Arthur Llewellyn Williams (January 30, 1856 – January 29, 1919) was the third diocesan bishop of Nebraska in The Episcopal Church.

==Early life and education==
Williams was born on January 30, 1856, in Owen Sound, Ontario, Canada, the son of the Reverend Richard Jones Williams, a Welsh Presbyterian minister, and Elizabeth Johnston. His mother died in 1857. In 1859, he moved with his father to settle in Sault Ste. Marie, Michigan. Williams attended high school in Shullsburg, Wisconsin, and then studied at the East Greenwich Academy in Rhode Island, graduating in 1877. He then worked in the mercantile business in Longmont, Colorado, and then with the Colorado, Utah and Pacific Railroad, at which time he joined the Episcopal Church.
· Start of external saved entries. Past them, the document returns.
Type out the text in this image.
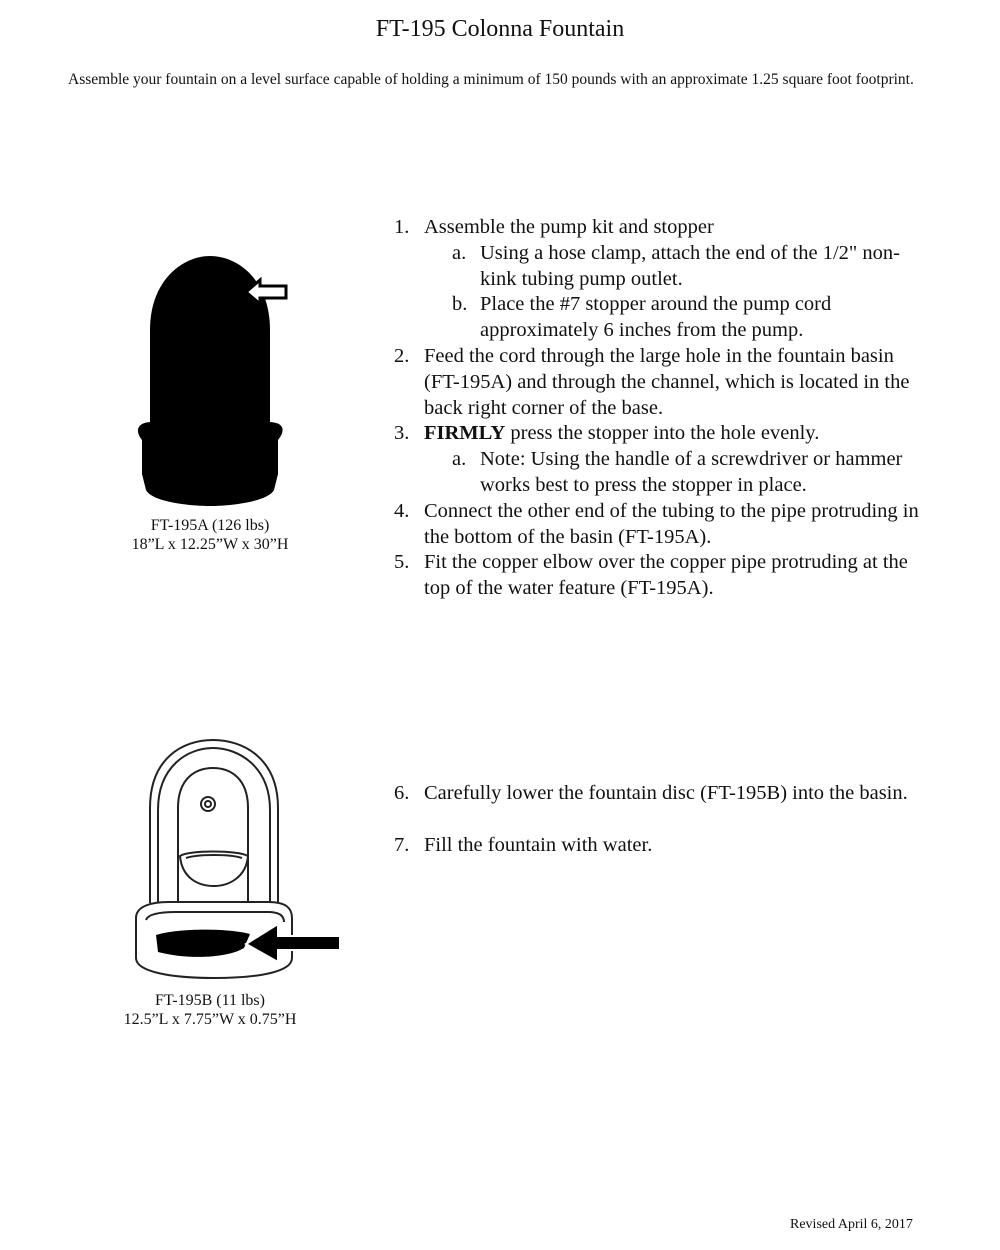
FT-195 Colonna Fountain
Assemble your fountain on a level surface capable of holding a minimum of 150 pounds with an approximate 1.25 square foot footprint.
FT-195A (126 lbs)
18”L x 12.25”W x 30”H
FT-195B (11 lbs)
12.5”L x 7.75”W x 0.75”H
1. Assemble the pump kit and stopper
a. Using a hose clamp, attach the end of the 1/2" non-kink tubing pump outlet.
b. Place the #7 stopper around the pump cord approximately 6 inches from the pump.
2. Feed the cord through the large hole in the fountain basin (FT-195A) and through the channel, which is located in the back right corner of the base.
3. FIRMLY press the stopper into the hole evenly.
a. Note: Using the handle of a screwdriver or hammer works best to press the stopper in place.
4. Connect the other end of the tubing to the pipe protruding in the bottom of the basin (FT-195A).
5. Fit the copper elbow over the copper pipe protruding at the top of the water feature (FT-195A).
6. Carefully lower the fountain disc (FT-195B) into the basin.
7. Fill the fountain with water.
Revised April 6, 2017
He entered the Western Theological Seminary in 1886, from where he earned a Bachelor of Sacred Theology in 1888, and a Doctor of Divinity in 1900. Williams married Adelaide L. Makinster on October 18, 1879.

==Ordained ministry==
Williams was ordained deacon on May 22, 1888, and priest on June 3, 1889, by the Bishop of Colorado John Franklin Spalding, in St John's Cathedral, Denver. He served as missionary in White River City, Colorado between 1888 and 1891, and then as rector of St Paul's Church in Denver, Colorado between 1891 and 1892. In 1892, he became rector of Christ Church in Chicago, where he remained till 1899.

==Bishop==
He was elected coadjutor bishop in May 1899 on the first ballot, over the opposition of those who called him a "ritualist" or too high church. He was consecrated on October 18, 1899, in Trinity Cathedral. Williams served in that capacity, and administered the diocese on behalf of the diocesan Bishop George Worthington who could no longer live in the diocese, till 1908. He died in office in 1919.